Investors looking to stay in tune with the current environment must constantly be on the lookout for changes to the outlook for the economy, earnings growth, inflation, interest rates, etc. Cutting directly to the chase, recent economic data suggests that we may (the key word at this point in the game) be seeing a shift in the direction the winds are blowing.
Up until April 29th, the stock market had enjoyed a strong tailwind. The economy was improving and concerns about the recent "soft patch" were fading. Quarterly earnings continued to come in above expectations. The Fed remained committed to keeping ZIRP (zero interest rate policy) in place. Worries about Europe had all but evaporated as the EU/IMF plans seemed to be working. Inflation didn't appear to be much of a threat. The Chinese looked to walking the economic tightrope well. And even the jobs market in the U.S. appeared to be finding some modest momentum.
Since the beginning of May however, it looks like those tailwinds may be turning into headwinds. Exhibit A in our argument is that concerns about Europe are suddenly back in the headlines as worries about a replay of 2007-08's credit crisis are increasing. While market's don't usually get hit for the same reason twice, recall that it was hedge funds "blowing up" due to the dislocations in the credit markets that started the spiral downward a couple years ago. And given that transparency amongst the hedgies remains opaque at best, the worries about the impact of a sovereign debt default are on the rise.
Sticking with the Eurozone theme for a moment longer, Friday's news flow wasn't particularly positive. First there was Germany's Bundesbank report, which stated in no uncertain terms that it expects the country's economic growth to slow "for the foreseeable future." Then there was the report that Norway had decided to put the brakes on financial aid to Greece. Next up was Fitch's downgrade of Greece's long-term debt rating. And finally, the report showing that Germany's PPI came in double consensus expectations led some analysts to put inflation concerns back on the table.
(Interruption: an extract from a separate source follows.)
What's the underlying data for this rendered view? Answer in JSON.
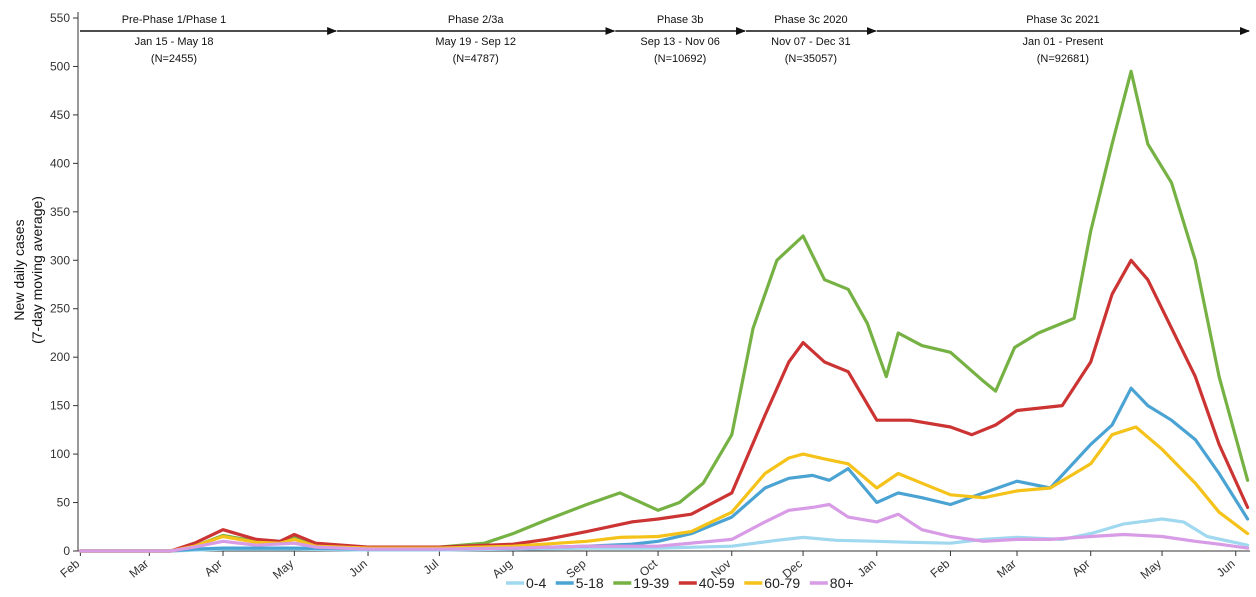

Closer to home, a couple of earnings reports from retailers created some consternation for the macro crowd. Normally, we don't pay too much attention to individual company earnings as they don't usually have an effect on the overall market. However, word that cost increases at Gap (GPS) would impact earnings in the second half of the year put a dismal stamp on the earnings season for the retailers. Aeropostale suffered a similar fate on Friday as it too spoke of increasing costs and narrowing margins going forward, causing the teen retailer to cut its earnings expectations for the coming quarter.
Now toss in last week's economic data such as the LEI, the Philly Fed report, and the housing data, and it becomes clear that the winds just might be starting to shift. This does NOT mean that stocks will head lower from here. However, recent data might cause some investors to implement the old saw, "Sell in May and go away."
Turning to this morning... S&P's warning that it may soon downgrade Italy's credit rating in response to slowing economic growth, coupled with election results in Spain and Germany have European markets on the defensive this morning. As expected, U.S. markets have followed suit in the early going with futures pointing to a lower open.
On the Economic front... The Chicago Fed reported that their National Activity Index fell to a reading of -0.45 points in April from a reading of +0.32 in March. This was the first negative reading since December 2010 and the lowest level for the index since August 2010. This is yet another report suggesting that the economy has hit a speed bump.